The revelation that drug companies are giving up research on treatments for Alzheimer’s disease appears to be nothing less than shameful. Alzheimer’s is a hideous condition that exacts a brutal toll on both sufferers and their families. It is already one of the developed world’s most pressing health problems. Demographics may soon make it the most pressing.
There is no shortage in the market for treatments. The trouble is that the cost of developing new treatments and then getting them through the regulatory systems of developed countries is extremely high – more than £1bn for a typical treatment, according to the Association of the British Pharmaceutical Industry. The approvals process is rigorous, as it should be, but it causes costs to escalate towards the end of a treatment’s development leaving drug companies with huge bills should they fall at the final hurdle. Those costs are then recovered through the pricing of new drugs but the problem remains. It is now 12 years since the last new treatment was licensed in the UK.

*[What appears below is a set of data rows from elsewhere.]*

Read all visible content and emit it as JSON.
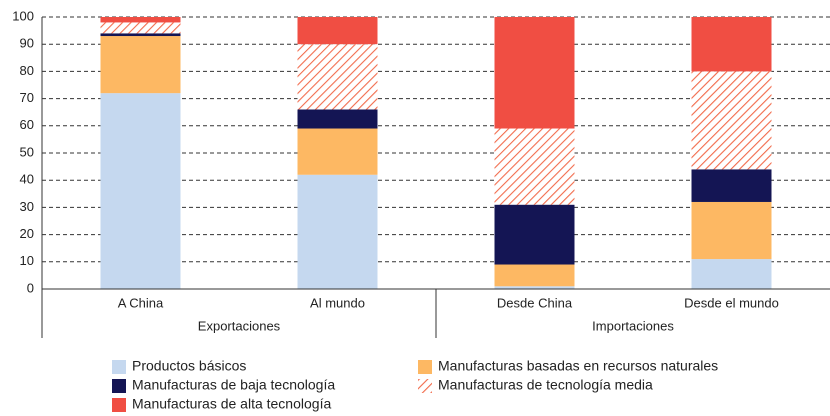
{
  "chart_data": {
    "type": "stacked_bar",
    "categories": [
      "A China",
      "Al mundo",
      "Desde China",
      "Desde el mundo"
    ],
    "groups": [
      "Exportaciones",
      "Importaciones"
    ],
    "series": [
      {
        "name": "Productos básicos",
        "color": "#c5d8ef",
        "values": [
          72,
          42,
          1,
          11
        ]
      },
      {
        "name": "Manufacturas basadas en recursos naturales",
        "color": "#fdb863",
        "values": [
          21,
          17,
          8,
          21
        ]
      },
      {
        "name": "Manufacturas de baja tecnología",
        "color": "#141554",
        "values": [
          1,
          7,
          22,
          12
        ]
      },
      {
        "name": "Manufacturas de tecnología media",
        "color": "#f26b4b",
        "pattern": "hatch",
        "values": [
          4,
          24,
          28,
          36
        ]
      },
      {
        "name": "Manufacturas de alta tecnología",
        "color": "#f04e43",
        "values": [
          2,
          10,
          41,
          20
        ]
      }
    ],
    "ylim": [
      0,
      100
    ],
    "yticks": [
      0,
      10,
      20,
      30,
      40,
      50,
      60,
      70,
      80,
      90,
      100
    ],
    "grid": true
  }
}
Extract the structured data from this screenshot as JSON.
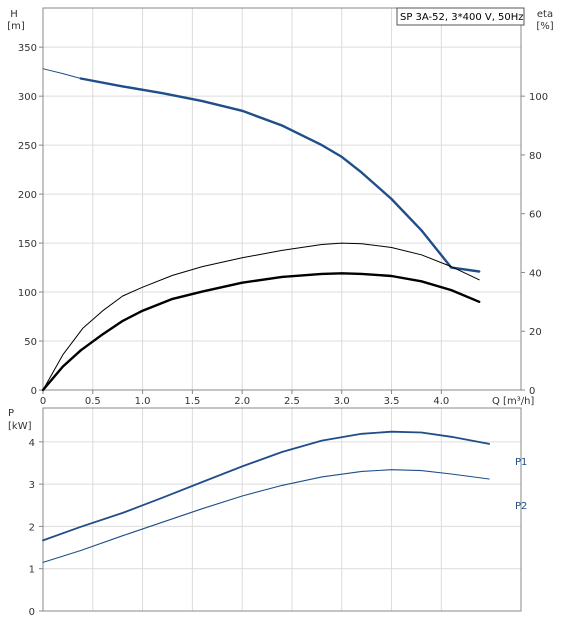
{
  "legend": {
    "text": "SP 3A-52, 3*400 V, 50Hz"
  },
  "colors": {
    "blue": "#1f4e89",
    "black": "#000000",
    "grid": "#dcdcdc",
    "frame": "#888888"
  },
  "chart_data": [
    {
      "type": "line",
      "title": "",
      "xlabel": "Q [m³/h]",
      "ylabel_left": "H\n[m]",
      "ylabel_right": "eta\n[%]",
      "xlim": [
        0,
        4.8
      ],
      "ylim_left": [
        0,
        390
      ],
      "ylim_right": [
        0,
        130
      ],
      "x_ticks": [
        "0",
        "0.5",
        "1.0",
        "1.5",
        "2.0",
        "2.5",
        "3.0",
        "3.5",
        "4.0"
      ],
      "x_tick_values": [
        0,
        0.5,
        1.0,
        1.5,
        2.0,
        2.5,
        3.0,
        3.5,
        4.0
      ],
      "y_ticks_left": [
        "0",
        "50",
        "100",
        "150",
        "200",
        "250",
        "300",
        "350"
      ],
      "y_tick_values_left": [
        0,
        50,
        100,
        150,
        200,
        250,
        300,
        350
      ],
      "y_ticks_right": [
        "0",
        "20",
        "40",
        "60",
        "80",
        "100"
      ],
      "y_tick_values_right": [
        0,
        20,
        40,
        60,
        80,
        100
      ],
      "grid": true,
      "series": [
        {
          "axis": "left",
          "color": "#1f4e89",
          "style": "thin",
          "x": [
            0,
            0.2,
            0.38
          ],
          "y": [
            328,
            323,
            318
          ]
        },
        {
          "axis": "left",
          "color": "#1f4e89",
          "style": "thick",
          "x": [
            0.38,
            0.8,
            1.2,
            1.6,
            2.0,
            2.4,
            2.8,
            3.0,
            3.2,
            3.5,
            3.8,
            4.1,
            4.38
          ],
          "y": [
            318,
            310,
            303,
            295,
            285,
            270,
            250,
            238,
            222,
            195,
            163,
            125,
            121
          ]
        },
        {
          "axis": "right",
          "color": "#000000",
          "style": "thin",
          "x": [
            0,
            0.2,
            0.4,
            0.6,
            0.8,
            1.0,
            1.3,
            1.6,
            2.0,
            2.4,
            2.8,
            3.0,
            3.2,
            3.5,
            3.8,
            4.1,
            4.38
          ],
          "y": [
            0,
            12,
            21,
            27,
            32,
            35,
            39,
            42,
            45,
            47.5,
            49.5,
            50,
            49.8,
            48.5,
            46,
            42,
            37.5
          ]
        },
        {
          "axis": "right",
          "color": "#000000",
          "style": "thick",
          "x": [
            0,
            0.2,
            0.38
          ],
          "y": [
            0,
            8,
            13.5
          ]
        },
        {
          "axis": "right",
          "color": "#000000",
          "style": "thick",
          "x": [
            0.38,
            0.6,
            0.8,
            1.0,
            1.3,
            1.6,
            2.0,
            2.4,
            2.8,
            3.0,
            3.2,
            3.5,
            3.8,
            4.1,
            4.38
          ],
          "y": [
            13.5,
            19,
            23.5,
            27,
            31,
            33.5,
            36.5,
            38.5,
            39.5,
            39.7,
            39.5,
            38.8,
            37,
            34,
            30
          ]
        }
      ]
    },
    {
      "type": "line",
      "title": "",
      "xlabel": "",
      "ylabel": "P\n[kW]",
      "xlim": [
        0,
        4.8
      ],
      "ylim": [
        0,
        4.8
      ],
      "y_ticks": [
        "0",
        "1",
        "2",
        "3",
        "4"
      ],
      "y_tick_values": [
        0,
        1,
        2,
        3,
        4
      ],
      "grid": true,
      "series": [
        {
          "name": "P1",
          "color": "#1f4e89",
          "x": [
            0,
            0.38,
            0.8,
            1.2,
            1.6,
            2.0,
            2.4,
            2.8,
            3.2,
            3.5,
            3.8,
            4.1,
            4.48
          ],
          "y": [
            1.67,
            1.99,
            2.32,
            2.68,
            3.05,
            3.42,
            3.76,
            4.03,
            4.19,
            4.24,
            4.22,
            4.12,
            3.95
          ]
        },
        {
          "name": "P2",
          "color": "#1f4e89",
          "x": [
            0,
            0.38,
            0.8,
            1.2,
            1.6,
            2.0,
            2.4,
            2.8,
            3.2,
            3.5,
            3.8,
            4.1,
            4.48
          ],
          "y": [
            1.15,
            1.43,
            1.78,
            2.1,
            2.42,
            2.72,
            2.97,
            3.17,
            3.3,
            3.34,
            3.32,
            3.24,
            3.12
          ]
        }
      ]
    }
  ]
}
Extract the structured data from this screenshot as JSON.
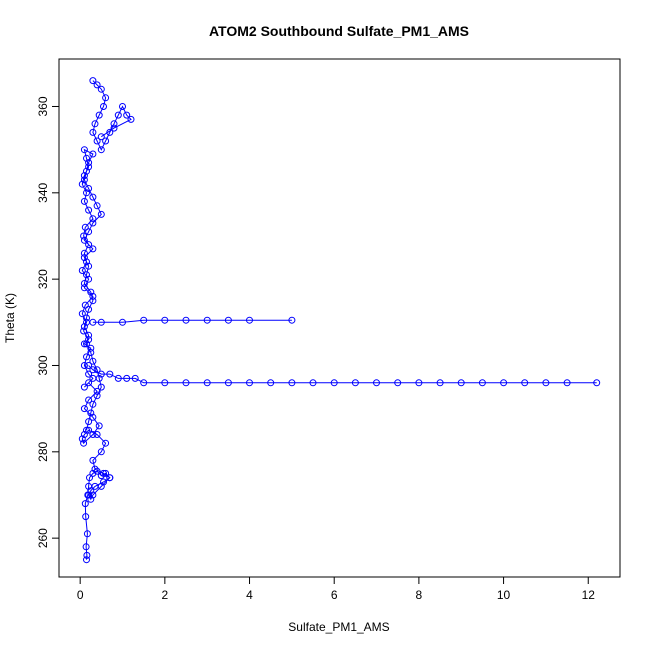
{
  "chart_data": {
    "type": "scatter",
    "title": "ATOM2 Southbound Sulfate_PM1_AMS",
    "xlabel": "Sulfate_PM1_AMS",
    "ylabel": "Theta (K)",
    "xlim": [
      -0.5,
      12.75
    ],
    "ylim": [
      251,
      371
    ],
    "xticks": [
      0,
      2,
      4,
      6,
      8,
      10,
      12
    ],
    "yticks": [
      260,
      280,
      300,
      320,
      340,
      360
    ],
    "grid": false,
    "color": "#0000ff",
    "marker": "open-circle",
    "connected": true,
    "series": [
      {
        "x": [
          0.15,
          0.16,
          0.14,
          0.17,
          0.13,
          0.12,
          0.18,
          0.2,
          0.22,
          0.3,
          0.4,
          0.5,
          0.6,
          0.7,
          0.55,
          0.35,
          0.25,
          0.2,
          0.25,
          0.3,
          0.5,
          0.7,
          0.55,
          0.35,
          0.3,
          0.5,
          0.6,
          0.4,
          0.2,
          0.1,
          0.05,
          0.08,
          0.3,
          0.45,
          0.3,
          0.1,
          0.2,
          0.4,
          0.2,
          0.1,
          0.3,
          0.2,
          0.1,
          0.15,
          0.25,
          0.1,
          0.2,
          0.08,
          0.15,
          0.05,
          0.12,
          0.3,
          0.1,
          0.2,
          0.05,
          0.15,
          0.1,
          0.2,
          0.08,
          0.12,
          0.3,
          0.2,
          0.1,
          0.15,
          0.05,
          0.1,
          0.2,
          0.15,
          0.1,
          0.3,
          0.2,
          0.15,
          0.1,
          0.2,
          0.3,
          0.4,
          0.5,
          0.3,
          0.2,
          0.1,
          0.3,
          0.1,
          0.2,
          0.15,
          0.1,
          0.25,
          0.3,
          0.2,
          0.15,
          0.1,
          0.2,
          0.15,
          0.25,
          0.3,
          0.4,
          0.45,
          0.5,
          0.4,
          0.3,
          0.25,
          0.2,
          0.15
        ],
        "y": [
          255,
          256,
          258,
          261,
          265,
          268,
          270,
          272,
          274,
          275,
          275.5,
          274.5,
          275,
          274,
          273,
          272,
          271,
          270,
          269,
          270,
          272,
          274,
          275,
          276,
          278,
          280,
          282,
          284,
          285,
          284,
          283,
          282,
          284,
          286,
          288,
          290,
          292,
          294,
          296,
          295,
          297,
          298,
          300,
          302,
          304,
          305,
          306,
          308,
          310,
          312,
          314,
          316,
          318,
          320,
          322,
          324,
          326,
          328,
          330,
          332,
          334,
          336,
          338,
          340,
          342,
          344,
          346,
          348,
          350,
          349,
          347,
          345,
          343,
          341,
          339,
          337,
          335,
          333,
          331,
          329,
          327,
          325,
          323,
          321,
          319,
          317,
          315,
          313,
          311,
          309,
          307,
          305,
          303,
          301,
          299,
          297,
          295,
          293,
          291,
          289,
          287,
          285
        ]
      },
      {
        "x": [
          0.2,
          0.3,
          0.5,
          0.7,
          0.9,
          1.1,
          1.3,
          1.5,
          2.0,
          2.5,
          3.0,
          3.5,
          4.0,
          4.5,
          5.0,
          5.5,
          6.0,
          6.5,
          7.0,
          7.5,
          8.0,
          8.5,
          9.0,
          9.5,
          10.0,
          10.5,
          11.0,
          11.5,
          12.2
        ],
        "y": [
          300,
          299,
          298,
          298,
          297,
          297,
          297,
          296,
          296,
          296,
          296,
          296,
          296,
          296,
          296,
          296,
          296,
          296,
          296,
          296,
          296,
          296,
          296,
          296,
          296,
          296,
          296,
          296,
          296
        ]
      },
      {
        "x": [
          0.3,
          0.5,
          1.0,
          1.5,
          2.0,
          2.5,
          3.0,
          3.5,
          4.0,
          5.0
        ],
        "y": [
          310,
          310,
          310,
          310.5,
          310.5,
          310.5,
          310.5,
          310.5,
          310.5,
          310.5
        ]
      },
      {
        "x": [
          0.3,
          0.4,
          0.5,
          0.6,
          0.55,
          0.45,
          0.35,
          0.3,
          0.4,
          0.5,
          0.6,
          0.7,
          0.8,
          0.9,
          1.0,
          1.1,
          1.2,
          0.8,
          0.5
        ],
        "y": [
          366,
          365,
          364,
          362,
          360,
          358,
          356,
          354,
          352,
          350,
          352,
          354,
          356,
          358,
          360,
          358,
          357,
          355,
          353
        ]
      }
    ]
  }
}
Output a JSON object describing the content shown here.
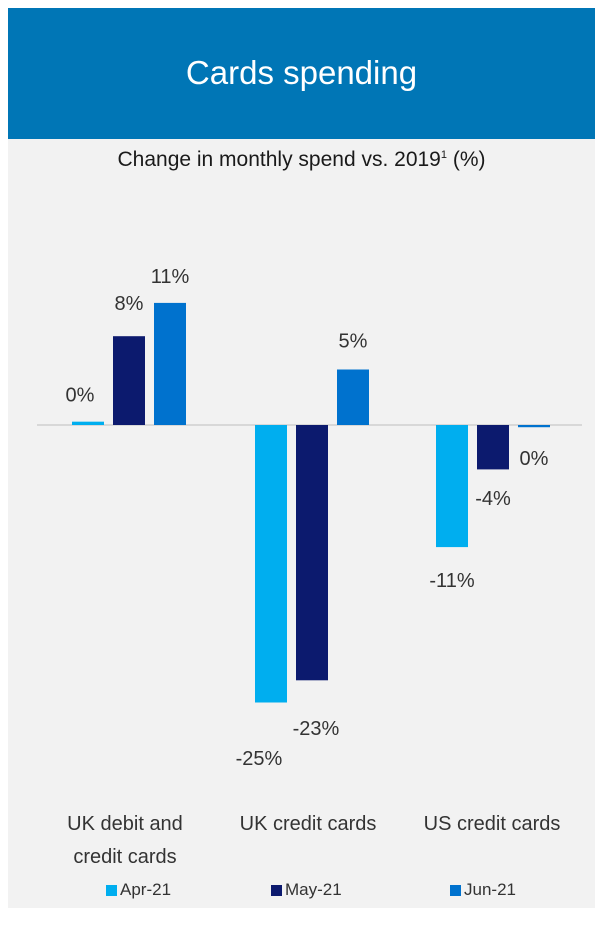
{
  "header": {
    "title": "Cards spending"
  },
  "subtitle": {
    "text": "Change in monthly spend vs. 2019",
    "footnote": "1",
    "unit": "(%)"
  },
  "colors": {
    "header_bg": "#0076b6",
    "panel_bg": "#f2f2f2"
  },
  "chart_data": {
    "type": "bar",
    "categories": [
      {
        "line1": "UK debit and",
        "line2": "credit cards"
      },
      {
        "line1": "UK credit cards",
        "line2": ""
      },
      {
        "line1": "US credit cards",
        "line2": ""
      }
    ],
    "series": [
      {
        "name": "Apr-21",
        "color": "#00aeef",
        "values": [
          0.3,
          -25,
          -11
        ],
        "labels": [
          "0%",
          "-25%",
          "-11%"
        ]
      },
      {
        "name": "May-21",
        "color": "#0c1a6e",
        "values": [
          8,
          -23,
          -4
        ],
        "labels": [
          "8%",
          "-23%",
          "-4%"
        ]
      },
      {
        "name": "Jun-21",
        "color": "#0072ce",
        "values": [
          11,
          5,
          -0.2
        ],
        "labels": [
          "11%",
          "5%",
          "0%"
        ]
      }
    ],
    "legend_position": "bottom",
    "grid": false
  }
}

Pharmaceutical firms develop close to 90 per cent of new drugs, but they are not charities. Their job is to earn a return on them for their shareholders. So, while it is dismaying that research has ground to a halt, it is hardly surprising that they have chosen to focus on more profitable lines of inquiry. Railing against commercial reality is a pointless exercise.
Yet, the need to take action on Alzheimer’s remains urgent. Quite apart from the toll in human misery it exacts, the costs are truly staggering. Alzheimer’s Research UK puts them at £26bn this year, but more rapid advances in other areas are facilitating a longer lifespan that means many more people will be claimed by the disease. As such that number could swell to nearly £35bn in a little over 10 years’ time.
A new model is therefore required. Alzheimer’s Research UK’s launch of a Drug Discovery Alliance, with the creation of a network of £30m research centres involving 90 scientists at Oxford, Cambridge and University College London that will spearhead the search for new treatments, is therefore an important development. Such a collaborative effort is vital if progress is to be made, and further work along these lines would be welcome. So would the involvement of the state. There are always calls upon the public purse, but the potential time bomb that lurks under the social care budget as the numbers of those afflicted by Alzheimer’s disease grows ought to concentrate minds.
But the industry too could play a role here. It stands to benefit one way or another. Someone will have to produce and market any new treatments that come from this effort. There is already data sharing and collaborative work going on in some of medicine’s more challenging areas, areas that have proved resistant to breakthroughs. However, more needs to be done. The industry needs to recognise that if it cannot do the work on its own, then it could at least make greater efforts to assist those that can. Corporate social responsibility demands it. So does common humanity.